Shark PowerDetect Speed Pet Pro Clean & Empty // Crédits : Ulrich Rozier pour Frandroid

Cette liberté de mouvement a toutefois un effet pervers que j’ai rencontré régulièrement : la tête vient se bloquer à 90 degrés par rapport au tube, perpendiculaire à l’axe de poussée. Dans cette position, la brosse n’est plus alignée avec le sens du déplacement et, forcément, l’aspiration en pâtit. Il faut alors corriger l’angle avec le pied pour remettre la tête dans le droit chemin, un petit réflexe qui finit par agacer quand il se répète à chaque changement de direction un peu vif.

Shark PowerDetect Speed Pet Pro Clean & Empty // Crédits : Ulrich Rozier pour Frandroid

La tête pivote dans toutes les directions et suit la main avec une vraie souplesse. Dans les virages serrés, autour d’un pied de chaise ou entre deux pieds de table, on ne dérape pas. C’est précieux dans les petits espaces : une salle de bains, un coin bureau encombré, un couloir étroit se traitent sans manœuvres acrobatiques.

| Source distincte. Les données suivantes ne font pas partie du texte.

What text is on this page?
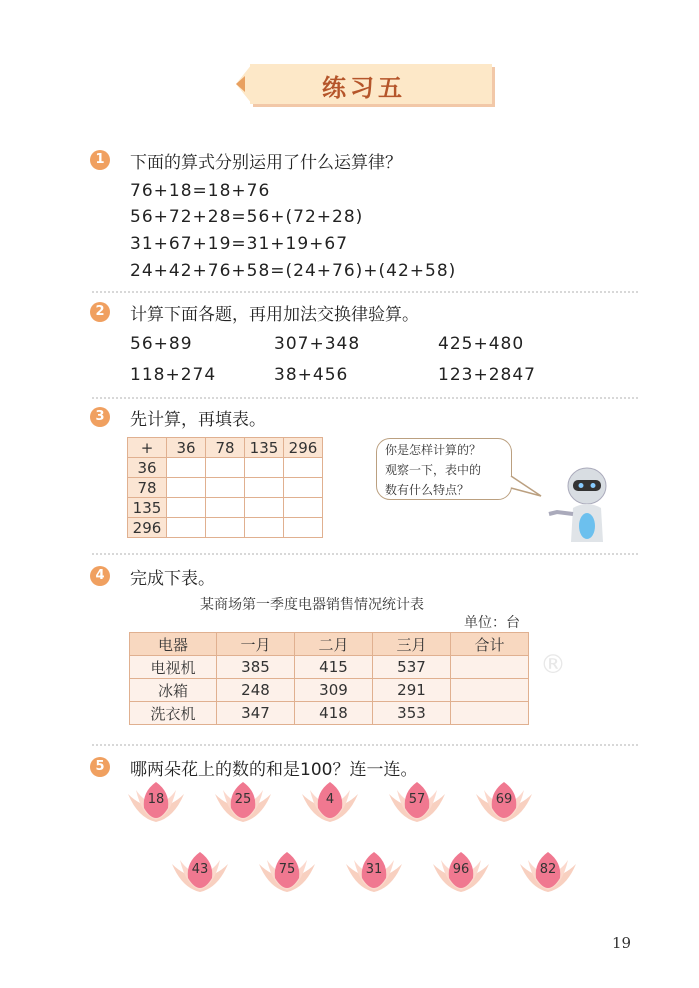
练习五
1	下面的算式分别运用了什么运算律？
76+18=18+76
56+72+28=56+(72+28)
31+67+19=31+19+67
24+42+76+58=(24+76)+(42+58)
2	计算下面各题，再用加法交换律验算。
56+89	307+348	425+480
118+274	38+456	123+2847
3	先计算，再填表。
+	36	78	135	296
36				
78				
135				
296				
你是怎样计算的？
观察一下，表中的
数有什么特点？
4	完成下表。
某商场第一季度电器销售情况统计表
单位：台
电器	一月	二月	三月	合计
电视机	385	415	537	
冰箱	248	309	291	
洗衣机	347	418	353	
®
5	哪两朵花上的数的和是100？连一连。
18	25	4	57	69
43	75	31	96	82
19
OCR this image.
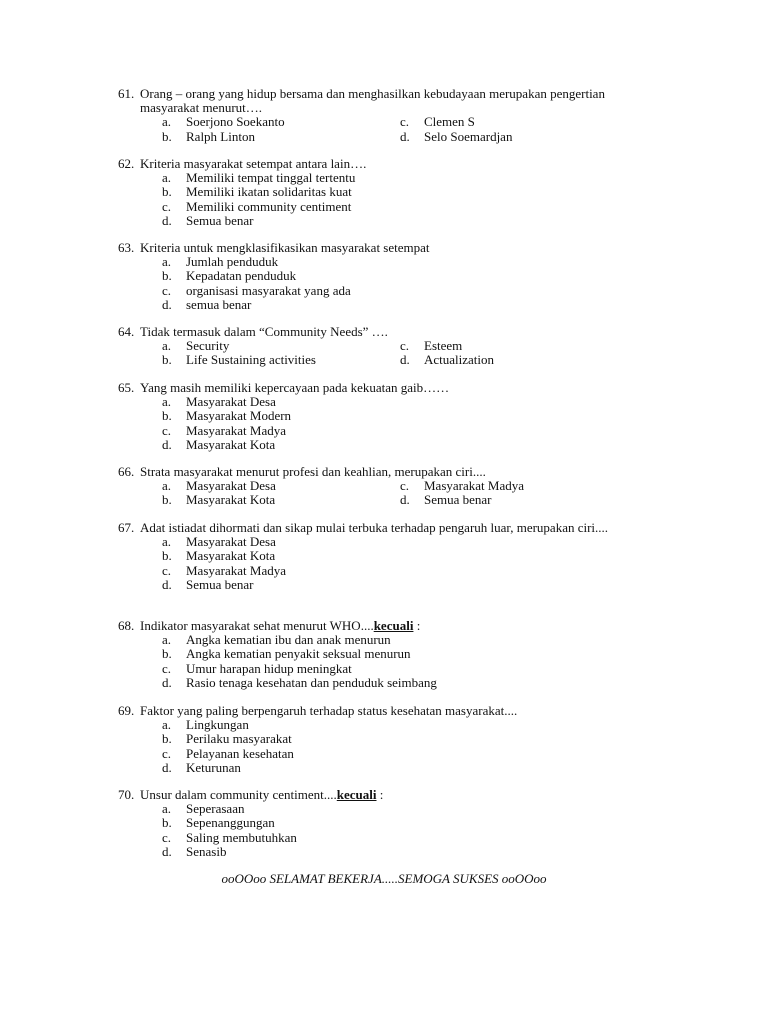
61. Orang – orang yang hidup bersama dan menghasilkan kebudayaan merupakan pengertian masyarakat menurut….
a. Soerjono Soekanto	c. Clemen S
b. Ralph Linton	d. Selo Soemardjan
62. Kriteria masyarakat setempat antara lain….
a. Memiliki tempat tinggal tertentu
b. Memiliki ikatan solidaritas kuat
c. Memiliki community centiment
d. Semua benar
63. Kriteria untuk mengklasifikasikan masyarakat setempat
a. Jumlah penduduk
b. Kepadatan penduduk
c. organisasi masyarakat yang ada
d. semua benar
64. Tidak termasuk dalam “Community Needs” ….
a. Security	c. Esteem
b. Life Sustaining activities	d. Actualization
65. Yang masih memiliki kepercayaan pada kekuatan gaib……
a. Masyarakat Desa
b. Masyarakat Modern
c. Masyarakat Madya
d. Masyarakat Kota
66. Strata masyarakat menurut profesi dan keahlian, merupakan ciri....
a. Masyarakat Desa	c. Masyarakat Madya
b. Masyarakat Kota	d. Semua benar
67. Adat istiadat dihormati dan sikap mulai terbuka terhadap pengaruh luar, merupakan ciri....
a. Masyarakat Desa
b. Masyarakat Kota
c. Masyarakat Madya
d. Semua benar
68. Indikator masyarakat sehat menurut WHO....kecuali :
a. Angka kematian ibu dan anak menurun
b. Angka kematian penyakit seksual menurun
c. Umur harapan hidup meningkat
d. Rasio tenaga kesehatan dan penduduk seimbang
69. Faktor yang paling berpengaruh terhadap status kesehatan masyarakat....
a. Lingkungan
b. Perilaku masyarakat
c. Pelayanan kesehatan
d. Keturunan
70. Unsur dalam community centiment....kecuali :
a. Seperasaan
b. Sepenanggungan
c. Saling membutuhkan
d. Senasib
ooOOoo SELAMAT BEKERJA.....SEMOGA SUKSES ooOOoo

Shark PowerDetect Speed Pet Pro Clean & Empty // Crédits : Ulrich Rozier pour Frandroid

Côté éclairage, Shark déploie une double LED qui s’adapte à la luminosité ambiante. Sur sol sombre ou dans la pénombre, le faisceau révèle la poussière fine que l’œil ne distingue pas. C’est très utile sur sol sombre.

Shark PowerDetect Speed Pet Pro Clean & Empty // Crédits : Ulrich Rozier pour Frandroid

La commande tient en deux boutons, et c’est suffisant. Le premier allume ou éteint, le second fait défiler les modes Éco, Auto et Max. En mode Auto, la tête ajuste seule la puissance et la vitesse du rouleau selon le sol et le niveau de saleté. On sent nettement le moteur monter en régime quand on passe du carrelage au tapis, ou quand l’appareil détecte une zone plus encrassée.

Reste un petit hublot d’affichage à l’arrière, qui indique le mode, un anneau de saleté qui change de couleur, et une jauge de batterie. Mais la charge restante est représentée par un bargraphe et non par un pourcentage. Ici, j’aurais aimé un chiffre, c’est bien plus parlant.

Performances

Sur sol dur, le Shark est dans son élément. Un seul passage suffit à tout ramasser, en Auto comme en Max. Carrelage ou parquet lisse, le résultat est impeccable.

Sur moquette fine, le résultat reste très bon. Par contre, avec un tapis à poils longs, c’est un peu plus compliqué.

Shark PowerDetect Speed Pet Pro Clean & Empty // Crédits : Ulrich Rozier pour Frandroid

C’est précisément là que se joue mon observation principale. L’efficacité sur tapis vient en grande partie de cette adhérence très forte de la brosse. Elle racle la fibre au lieu de glisser dessus, ce qui explique à la fois le bon taux de récupération et l’effort qu’il faut fournir pour avancer. Performance et pénibilité sont les deux faces d’une même pièce.

La gestion des poils d’animaux est un vrai point fort, ce qui tombe bien pour une version « Pet Pro ». La technologie anti-emmêlement tient ses promesses.

Shark PowerDetect Speed Pet Pro Clean & Empty // Crédits : Ulrich Rozier pour Frandroid

Le nettoyage des bords est moyen. La fonction EdgeDetect détecte les murs et augmente la puissance à leur approche : on entend distinctement le moteur accélérer le long des plinthes, et le résultat est propre quand on longe une plinthe par l’avant ou par le bon côté de la tête. En revanche, dans les angles et certaines arêtes, quelques grains de poussière persistent. Correct, mais pas irréprochable.

La nouveauté la plus convaincante est le système DirectionDetect, aussi appelé ReverseClean. Grâce à des lamelles en caoutchouc sous la tête, l’aspirateur capture les débris aussi bien en marche avant qu’en marche arrière, sans rien rejeter derrière la brosse. Dans la pratique, cela fonctionne sur toutes les surfaces et fait gagner du temps : plus besoin de repasser pour récupérer ce que la brosse aurait recraché. C’est l’argument le plus crédible du « Speed ».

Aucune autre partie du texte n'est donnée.